Education & Development
IT & Security Boot Camps
Security Awareness Training
Shon Harris's 2nd edition and 3rd edition?
I am starting to study for the CISSP and I have Shon's second edition book. Am I missing much by not having the 3rd edition? Would you consider it important to get the 3rd editon book rather than use the second editon for studying? Thanks.
I have read several people (including in some older topics here) mentioning that if you already have the 2nd edition, you're better off buying another book (ie. official ISC2 guide) than the 3rd edition. That's 'hearsay evidence' though.
Hopefully others here can fill you in on the differences.
The third edition is a little more concise and it's an even easier read than the second edition (which is a pretty easy read too). There will obviously be some advantages to having the third edition, there are a few things in it that are made clearer in comparison to the 2nd edition. But if you already have the 2nd edition, I don't think it's worth it to buy the 3rd edition as far as passing the exam. Instead, go ahead and get the ISC2 official guide and maybe one other book to help. Now this is the most important thing; Identify the domains you have no experience in or the domains you are weak in, then go ahead and start reading other reference material concerning those domains. For example, I read three books on just cryptography, and 2 books on Law and Ethics, then another two books on application security. The Harris book and others are really only designed to give you a good over view of the domains you must have a solid understanding of to pass the exam. If you've been dealing with networks and network/telecom security, then probably the Harris book and the ISC2 official guide will be plenty. However, if you've never dealt with physical security, or law, or cryptopgraphy, then you will definantly need to read outside of these exam prep guides. Good luck, you can do it.

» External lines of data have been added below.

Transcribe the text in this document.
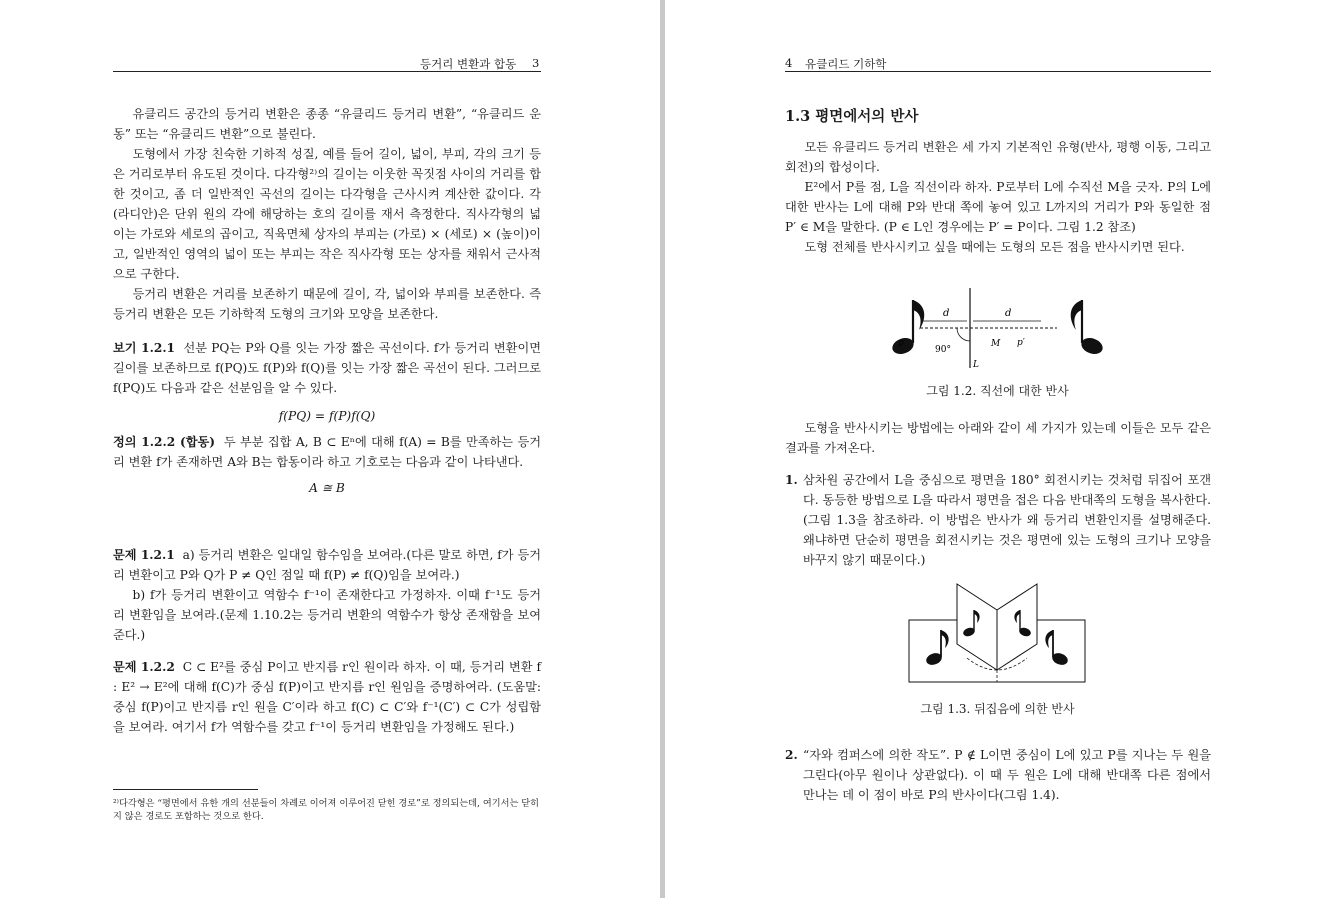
등거리 변환과 합동 3

유클리드 공간의 등거리 변환은 종종 “유클리드 등거리 변환”, “유클리드 운동” 또는 “유클리드 변환”으로 불린다.

도형에서 가장 친숙한 기하적 성질, 예를 들어 길이, 넓이, 부피, 각의 크기 등은 거리로부터 유도된 것이다. 다각형²⁾의 길이는 이웃한 꼭짓점 사이의 거리를 합한 것이고, 좀 더 일반적인 곡선의 길이는 다각형을 근사시켜 계산한 값이다. 각(라디안)은 단위 원의 각에 해당하는 호의 길이를 재서 측정한다. 직사각형의 넓이는 가로와 세로의 곱이고, 직육면체 상자의 부피는 (가로) × (세로) × (높이)이고, 일반적인 영역의 넓이 또는 부피는 작은 직사각형 또는 상자를 채워서 근사적으로 구한다.

등거리 변환은 거리를 보존하기 때문에 길이, 각, 넓이와 부피를 보존한다. 즉 등거리 변환은 모든 기하학적 도형의 크기와 모양을 보존한다.

보기 1.2.1 선분 PQ는 P와 Q를 잇는 가장 짧은 곡선이다. f가 등거리 변환이면 길이를 보존하므로 f(PQ)도 f(P)와 f(Q)를 잇는 가장 짧은 곡선이 된다. 그러므로 f(PQ)도 다음과 같은 선분임을 알 수 있다.

f(PQ) = f(P)f(Q)

정의 1.2.2 (합동) 두 부분 집합 A, B ⊂ Eⁿ에 대해 f(A) = B를 만족하는 등거리 변환 f가 존재하면 A와 B는 합동이라 하고 기호로는 다음과 같이 나타낸다.

A ≅ B

문제 1.2.1 a) 등거리 변환은 일대일 함수임을 보여라.(다른 말로 하면, f가 등거리 변환이고 P와 Q가 P ≠ Q인 점일 때 f(P) ≠ f(Q)임을 보여라.)

b) f가 등거리 변환이고 역함수 f⁻¹이 존재한다고 가정하자. 이때 f⁻¹도 등거리 변환임을 보여라.(문제 1.10.2는 등거리 변환의 역함수가 항상 존재함을 보여준다.)

문제 1.2.2 C ⊂ E²를 중심 P이고 반지름 r인 원이라 하자. 이 때, 등거리 변환 f : E² → E²에 대해 f(C)가 중심 f(P)이고 반지름 r인 원임을 증명하여라. (도움말: 중심 f(P)이고 반지름 r인 원을 C′이라 하고 f(C) ⊂ C′와 f⁻¹(C′) ⊂ C가 성립함을 보여라. 여기서 f가 역함수를 갖고 f⁻¹이 등거리 변환임을 가정해도 된다.)

²⁾다각형은 “평면에서 유한 개의 선분들이 차례로 이어져 이루어진 닫힌 경로”로 정의되는데, 여기서는 닫히지 않은 경로도 포함하는 것으로 한다.
4 유클리드 기하학
1.3 평면에서의 반사

모든 유클리드 등거리 변환은 세 가지 기본적인 유형(반사, 평행 이동, 그리고 회전)의 합성이다.

E²에서 P를 점, L을 직선이라 하자. P로부터 L에 수직선 M을 긋자. P의 L에 대한 반사는 L에 대해 P와 반대 쪽에 놓여 있고 L까지의 거리가 P와 동일한 점 P′ ∈ M을 말한다. (P ∈ L인 경우에는 P′ = P이다. 그림 1.2 참조)

도형 전체를 반사시키고 싶을 때에는 도형의 모든 점을 반사시키면 된다.

d	d
p	p′
90°
M
L
그림 1.2. 직선에 대한 반사

도형을 반사시키는 방법에는 아래와 같이 세 가지가 있는데 이들은 모두 같은 결과를 가져온다.

1. 삼차원 공간에서 L을 중심으로 평면을 180° 회전시키는 것처럼 뒤집어 포갠다. 동등한 방법으로 L을 따라서 평면을 접은 다음 반대쪽의 도형을 복사한다. (그림 1.3을 참조하라. 이 방법은 반사가 왜 등거리 변환인지를 설명해준다. 왜냐하면 단순히 평면을 회전시키는 것은 평면에 있는 도형의 크기나 모양을 바꾸지 않기 때문이다.)
그림 1.3. 뒤집음에 의한 반사
2. “자와 컴퍼스에 의한 작도”. P ∉ L이면 중심이 L에 있고 P를 지나는 두 원을 그린다(아무 원이나 상관없다). 이 때 두 원은 L에 대해 반대쪽 다른 점에서 만나는 데 이 점이 바로 P의 반사이다(그림 1.4).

I happen to have both versions and find the 3rd to be more comprehensive and up to date. Plus it comes with the complete version on CD, which is a HUGE plus to me. The 2nd contains some older material that I have heard (though cannot confirm) that is not relevent to the current exam like HIPPA, which by the way, only has a half of a page dedicated to it in the 3rd edition, but has several questions on the exams on the CD, which is a little puzzling.
I didn't use the 2nd at all for study, but used the 3rd extensively and I found it to be an excelent guide. Though I did supplement it with other books, study guides, practice tests and the NIST site.
If I were you, I would want an updated source for sure The idea of using the Official guide in addition to your Harris 2nd, is as good an idea as buying the Harris 3rd. But even then, you will still want supplemental references for any unfamiliar domains.
Good luck and please keep us posted.
Lack of will power has caused more failure than lack of intelligence or ability.